TONY DUQUETTE: I think Tony Duquette must be the most unusual and fantastic designer that ever lived. He has designed the interiors of some of American's finest homes (including his own), bringing his elaborate, multi-layered visions to life with explosions of imagination. His ideas extended to Broadway stage design, Hollywood set design, department store boutiques, window displays, even outdoor rooms and gazebos. All of it is scrupulously recorded in this beautiful book. I find myself actually muttering "wow" when my eyes fall upon some of his designs.
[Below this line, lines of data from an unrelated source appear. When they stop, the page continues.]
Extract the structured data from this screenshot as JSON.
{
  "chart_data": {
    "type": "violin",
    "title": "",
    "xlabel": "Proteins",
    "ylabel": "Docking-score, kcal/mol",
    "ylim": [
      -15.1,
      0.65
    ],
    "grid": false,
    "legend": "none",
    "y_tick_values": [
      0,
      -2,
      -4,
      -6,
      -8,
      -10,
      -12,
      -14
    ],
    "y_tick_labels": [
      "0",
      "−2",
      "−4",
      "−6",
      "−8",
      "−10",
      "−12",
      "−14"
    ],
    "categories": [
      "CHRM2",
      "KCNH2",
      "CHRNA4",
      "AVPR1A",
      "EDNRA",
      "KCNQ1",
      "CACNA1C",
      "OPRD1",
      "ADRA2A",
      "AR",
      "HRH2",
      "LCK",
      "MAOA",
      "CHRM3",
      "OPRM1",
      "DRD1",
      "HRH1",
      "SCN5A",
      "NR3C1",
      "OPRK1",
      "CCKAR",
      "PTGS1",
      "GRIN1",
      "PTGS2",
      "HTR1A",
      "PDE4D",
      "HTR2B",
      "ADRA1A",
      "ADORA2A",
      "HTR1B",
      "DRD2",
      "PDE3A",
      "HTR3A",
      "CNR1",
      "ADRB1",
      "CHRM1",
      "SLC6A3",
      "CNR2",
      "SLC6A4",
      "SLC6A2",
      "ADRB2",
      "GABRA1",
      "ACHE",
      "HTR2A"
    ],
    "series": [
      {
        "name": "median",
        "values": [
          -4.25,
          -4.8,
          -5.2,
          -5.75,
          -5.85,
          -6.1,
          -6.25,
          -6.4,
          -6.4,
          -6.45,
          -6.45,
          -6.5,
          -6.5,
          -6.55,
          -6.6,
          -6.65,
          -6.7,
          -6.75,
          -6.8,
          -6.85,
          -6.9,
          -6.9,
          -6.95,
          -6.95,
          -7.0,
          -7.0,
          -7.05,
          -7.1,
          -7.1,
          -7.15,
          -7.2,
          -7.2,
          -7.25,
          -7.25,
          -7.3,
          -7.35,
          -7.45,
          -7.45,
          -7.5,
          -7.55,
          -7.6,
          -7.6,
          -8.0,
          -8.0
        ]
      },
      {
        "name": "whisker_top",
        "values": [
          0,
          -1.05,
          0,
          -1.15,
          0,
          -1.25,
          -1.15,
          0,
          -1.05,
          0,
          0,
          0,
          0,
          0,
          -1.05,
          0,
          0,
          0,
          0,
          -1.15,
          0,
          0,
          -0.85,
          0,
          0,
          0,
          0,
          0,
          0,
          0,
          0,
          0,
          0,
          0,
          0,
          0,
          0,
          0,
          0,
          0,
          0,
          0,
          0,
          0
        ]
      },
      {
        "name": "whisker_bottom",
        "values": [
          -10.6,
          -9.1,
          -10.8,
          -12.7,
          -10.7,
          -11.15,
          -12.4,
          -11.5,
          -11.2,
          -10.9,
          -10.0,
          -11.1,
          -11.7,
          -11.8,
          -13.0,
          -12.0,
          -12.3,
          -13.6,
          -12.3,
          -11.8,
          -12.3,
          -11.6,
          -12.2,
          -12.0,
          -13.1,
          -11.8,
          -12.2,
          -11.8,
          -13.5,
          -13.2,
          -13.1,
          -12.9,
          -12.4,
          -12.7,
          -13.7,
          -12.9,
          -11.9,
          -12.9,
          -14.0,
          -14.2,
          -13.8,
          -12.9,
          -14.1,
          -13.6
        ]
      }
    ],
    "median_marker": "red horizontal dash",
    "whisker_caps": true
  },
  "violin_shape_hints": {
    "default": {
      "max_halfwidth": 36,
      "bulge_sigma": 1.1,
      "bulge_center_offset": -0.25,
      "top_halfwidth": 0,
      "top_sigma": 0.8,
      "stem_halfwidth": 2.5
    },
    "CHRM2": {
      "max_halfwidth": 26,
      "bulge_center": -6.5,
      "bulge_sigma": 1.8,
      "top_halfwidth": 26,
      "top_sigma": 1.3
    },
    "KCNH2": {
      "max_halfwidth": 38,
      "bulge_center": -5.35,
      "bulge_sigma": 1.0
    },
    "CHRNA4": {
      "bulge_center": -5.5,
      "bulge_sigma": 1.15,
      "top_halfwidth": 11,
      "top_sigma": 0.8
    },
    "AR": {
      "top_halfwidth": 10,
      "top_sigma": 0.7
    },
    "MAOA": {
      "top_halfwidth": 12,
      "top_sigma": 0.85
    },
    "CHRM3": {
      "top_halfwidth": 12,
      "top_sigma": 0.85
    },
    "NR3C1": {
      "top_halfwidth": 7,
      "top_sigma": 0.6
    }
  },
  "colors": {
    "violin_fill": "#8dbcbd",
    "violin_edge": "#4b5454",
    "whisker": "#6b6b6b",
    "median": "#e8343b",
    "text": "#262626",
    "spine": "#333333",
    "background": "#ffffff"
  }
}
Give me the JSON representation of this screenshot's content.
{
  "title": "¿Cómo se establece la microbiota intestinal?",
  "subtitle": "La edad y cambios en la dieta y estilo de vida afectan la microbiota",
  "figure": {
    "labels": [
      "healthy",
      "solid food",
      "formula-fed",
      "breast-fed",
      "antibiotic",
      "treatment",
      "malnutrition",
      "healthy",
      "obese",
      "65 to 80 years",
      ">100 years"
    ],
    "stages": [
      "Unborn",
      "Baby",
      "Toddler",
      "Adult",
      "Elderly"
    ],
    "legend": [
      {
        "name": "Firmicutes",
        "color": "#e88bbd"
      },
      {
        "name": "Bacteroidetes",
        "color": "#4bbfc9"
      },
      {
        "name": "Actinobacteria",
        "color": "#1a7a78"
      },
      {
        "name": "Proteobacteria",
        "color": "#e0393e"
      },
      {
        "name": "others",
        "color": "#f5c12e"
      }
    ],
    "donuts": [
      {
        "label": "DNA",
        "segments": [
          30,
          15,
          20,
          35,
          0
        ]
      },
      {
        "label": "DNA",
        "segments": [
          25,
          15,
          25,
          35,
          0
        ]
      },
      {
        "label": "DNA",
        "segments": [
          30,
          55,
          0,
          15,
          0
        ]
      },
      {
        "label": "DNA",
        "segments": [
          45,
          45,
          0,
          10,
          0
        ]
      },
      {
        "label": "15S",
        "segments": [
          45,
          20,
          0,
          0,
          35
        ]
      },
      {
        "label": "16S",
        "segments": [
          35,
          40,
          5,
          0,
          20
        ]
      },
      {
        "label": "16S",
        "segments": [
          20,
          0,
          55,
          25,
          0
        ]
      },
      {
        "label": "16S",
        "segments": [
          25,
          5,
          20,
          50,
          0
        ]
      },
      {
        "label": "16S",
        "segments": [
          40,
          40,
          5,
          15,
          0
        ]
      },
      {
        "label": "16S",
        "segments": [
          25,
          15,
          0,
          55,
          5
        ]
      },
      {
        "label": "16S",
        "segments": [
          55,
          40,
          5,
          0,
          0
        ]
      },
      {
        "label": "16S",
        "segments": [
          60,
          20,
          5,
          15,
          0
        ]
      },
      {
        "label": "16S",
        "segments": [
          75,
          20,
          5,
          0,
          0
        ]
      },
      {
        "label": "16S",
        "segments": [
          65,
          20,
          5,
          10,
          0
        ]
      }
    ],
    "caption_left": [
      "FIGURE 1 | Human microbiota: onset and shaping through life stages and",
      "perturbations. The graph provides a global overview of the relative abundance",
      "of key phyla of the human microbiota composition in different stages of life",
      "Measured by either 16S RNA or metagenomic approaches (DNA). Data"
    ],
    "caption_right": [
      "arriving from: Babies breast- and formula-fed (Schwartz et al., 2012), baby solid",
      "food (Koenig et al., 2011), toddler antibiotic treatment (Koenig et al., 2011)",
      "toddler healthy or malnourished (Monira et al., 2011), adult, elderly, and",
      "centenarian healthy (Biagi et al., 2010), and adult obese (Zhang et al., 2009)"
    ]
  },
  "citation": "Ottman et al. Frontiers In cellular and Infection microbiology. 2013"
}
His legacy is inspirational, and so is this book
LAUNDRY: I know, I know...a book about laundry?? Yes, a book about laundry. Cheryl Mendelson pens probably the best known history of laundry to date. And it provides current information about the latest appliances for home laundry rooms, ironing techniques, stain-removal tips, problem solving strategies, tips for folding, sorting, washing by hand, dealing with natural and synthetic fabrics, and on and on. To be honest, I found it to be totally fascinating. Sad but true. I think the simple fact that a book this in-depth about the subject of laundry was ever published made me want to buy it. I think it's out of print, but I got my copy used for $5 from a private seller on Amazon. It's worth it. Now I can truly say that I know how to do the laundry. No excuses.
FINDING BETTY CROCKER: Oh, Betty Crocker. If only you were real. This amazing book traces the history of America's "First Lady of the Kitchen" from her beginnings in 1927 as a figment of a businessman's imagination right up to the present as a corporate icon. Most fascinating of all: she never actually existed. Actresses played her role on one of the most popular radio shows in American history during the 1930s. They played her on TV too. Her 'portrait' changed over the years to reflect the woman of the times. I won't spoil it all for you, but this book reveals all the secrets behind one of the most brilliant and groundbreaking branding exercises ever conceived. The book is both a business account and a revelatory tale of a new kind of feminism. (And I can't help but wonder if one hundred years from now Martha Stewart will exist in a similar branded form.)
THE FORTUNE COOKIE CHRONICLES: Did you know that the fortune cookie is an American invention? Or that 'chicken balls' do not exist in actual Chinese cuisine? Did you know there is no such thing as 'red sauce' or 'chicken chow mein' in China? "The Fortune Cookie Chronicles" is a fun book about the history of American-Chinese restaurants, the immigrant experience in America and the rise of Chinese food as the second most popular American take-out order after pizza. Jennifer Lee does a fantastic job of exploring the history of fast-food Chinese in North American culture and even provides a list of the best American-Chinese restaurants in North America to try.